Depois da volta de Arnaldo à fazenda, o capitão-mór nunca mais falou do velho, nem aludiu ao fogo da capoeira. Era fato que parecia não ter existido para êle. E como não fosse crível que o capitão-mór deixasse ficar sem punição um caso tão grave, a gente da fazenda teve como certa a morte do solitário. Havia quem afirmasse que êle fôra devorado pelas chamas, pois ainda lhe encontrara um resto dos ossos queimados. O João Coité, porém, protestava, jurando por todos os santos, que Jó andava ao redor da casa em figura de lobishomem, e que êle já o tinha encontrado uma vez.

Livre, pois, o velho das perseguições que sofria, consentiu Arnaldo que êle deixasse furtivamente a gruta onde o abrigara, para ocultar-se nas vizinhanças do Bargado e trazê-lo ao corrente do que alí se passava.

O Marcos Fragoso não deu mais um passo que o sertanejo não soubesse; seguia-o como sua sombra, e por mais de uma vez o vira aproximar-se da Oiticica na esperança de fazer-se encontrado com D. Flor.

Foi assim que êle descobriu a Bonina, e atinou com a razão do sumiço inexplicável da novilha, cujos rasto o Inácio Góis e a sua gente não puderam descobrir.
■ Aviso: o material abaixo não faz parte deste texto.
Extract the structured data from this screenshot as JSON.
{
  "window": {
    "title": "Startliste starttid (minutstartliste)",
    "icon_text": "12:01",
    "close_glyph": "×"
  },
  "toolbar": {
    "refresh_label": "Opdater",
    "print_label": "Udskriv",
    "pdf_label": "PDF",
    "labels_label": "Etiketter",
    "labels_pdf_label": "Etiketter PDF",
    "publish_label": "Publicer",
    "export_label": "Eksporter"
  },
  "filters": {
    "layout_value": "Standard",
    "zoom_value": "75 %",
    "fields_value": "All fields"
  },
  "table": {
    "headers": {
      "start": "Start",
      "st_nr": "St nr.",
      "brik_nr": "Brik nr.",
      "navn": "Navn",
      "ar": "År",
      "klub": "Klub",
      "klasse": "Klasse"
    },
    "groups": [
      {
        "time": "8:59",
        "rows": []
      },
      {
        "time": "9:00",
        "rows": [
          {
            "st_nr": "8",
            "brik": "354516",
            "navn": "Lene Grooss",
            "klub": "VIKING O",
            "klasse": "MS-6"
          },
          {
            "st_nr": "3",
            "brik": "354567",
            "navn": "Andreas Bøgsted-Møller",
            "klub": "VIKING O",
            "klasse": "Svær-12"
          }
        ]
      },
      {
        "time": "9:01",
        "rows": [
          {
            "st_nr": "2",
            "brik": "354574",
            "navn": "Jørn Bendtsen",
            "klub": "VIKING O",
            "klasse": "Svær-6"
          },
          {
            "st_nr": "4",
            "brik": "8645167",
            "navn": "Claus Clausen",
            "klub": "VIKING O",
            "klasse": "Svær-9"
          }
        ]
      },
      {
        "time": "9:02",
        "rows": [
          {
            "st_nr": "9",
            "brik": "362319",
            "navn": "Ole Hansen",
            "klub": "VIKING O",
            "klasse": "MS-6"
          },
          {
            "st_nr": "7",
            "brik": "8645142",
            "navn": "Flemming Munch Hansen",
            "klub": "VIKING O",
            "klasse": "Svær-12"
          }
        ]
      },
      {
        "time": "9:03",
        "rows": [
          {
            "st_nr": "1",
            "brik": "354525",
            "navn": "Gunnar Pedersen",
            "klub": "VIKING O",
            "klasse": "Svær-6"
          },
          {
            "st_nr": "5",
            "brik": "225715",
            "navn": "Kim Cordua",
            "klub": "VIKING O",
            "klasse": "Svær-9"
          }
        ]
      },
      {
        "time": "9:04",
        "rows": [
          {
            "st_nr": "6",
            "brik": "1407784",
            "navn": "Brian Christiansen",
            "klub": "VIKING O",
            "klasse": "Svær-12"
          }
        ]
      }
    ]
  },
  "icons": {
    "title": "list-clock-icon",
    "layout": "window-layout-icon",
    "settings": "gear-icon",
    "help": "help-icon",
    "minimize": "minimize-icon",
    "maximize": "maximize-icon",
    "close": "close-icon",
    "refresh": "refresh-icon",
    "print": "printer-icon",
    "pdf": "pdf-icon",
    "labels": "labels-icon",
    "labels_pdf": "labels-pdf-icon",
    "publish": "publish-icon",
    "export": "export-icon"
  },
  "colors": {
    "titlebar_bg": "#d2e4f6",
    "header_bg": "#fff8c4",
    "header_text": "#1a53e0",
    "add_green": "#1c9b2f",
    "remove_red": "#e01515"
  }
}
Tinha sido uma proeza do Aleixo Vargas, que laçara a novilha no pasto e a levara aos ombros até o curral da fazenda do Bargado. O Marcos Fragoso aplaudira a lembrança; e preparou-se para no dia seguinte conduzir êle mesmo a fugitiva, toda enfeitada de nastros de fitas, e restituí-la à sua gentil senhora.

A porteira do curral, porém, amanheceu aberta; e não houve mais notícia do animal. Os cães de vigia não tinham latido durante a noite para dar sinal, de modo que não se compreendia como se dera a fuga. O Moirão persignou-se; e assentou para si que alí andavam artes de Arnaldo ou bruxarias, o que vinha a dar no mesmo.

Quando, pois, três dias antes chegara à Oiticica o convite do capitão Marcos Fragoso para uma montearia, Arnaldo adivinhou que o mancebo desejava, antes de pedir a mão de D. Flor, mostrar ainda uma vez à donzela sua bizarria e captar-lhe a admiração.

Nessa mesma noite, porém, observou êle uma circunstância que o pôs de sobreaviso.

Tinha chegado à fazenda do Bargado na véspera um bando de gente armada; vinha dos Inhamuns, donde com certeza a fôra chamar um próprio, que o Arnaldo vira partir oito dias antes.

Além disso notou o sertanejo nessa e nas seguintes noites uma arrumação e movimento d’armas de toda a casta, que mesmo para aqueles tempos de falta de segurança, eram desusados, e indicavam preparativos de alguma expedição.

Na véspera tornara êle já noite alta à sua rede na copa do jacarandá, bem convencido de que o Fragoso tramava alguma coisa; e essa convicção ainda o dominava naquele momento.

Também não lhe escapou a quantidade de vaqueiros e pagens que formavam a comitiva do dono do Bargado; entretanto não era isso que mais o inquietava; porém o receio de um perigo vago e indefinido, que êle sentia agitar-se em tôrno de si, mas que não podia apreender.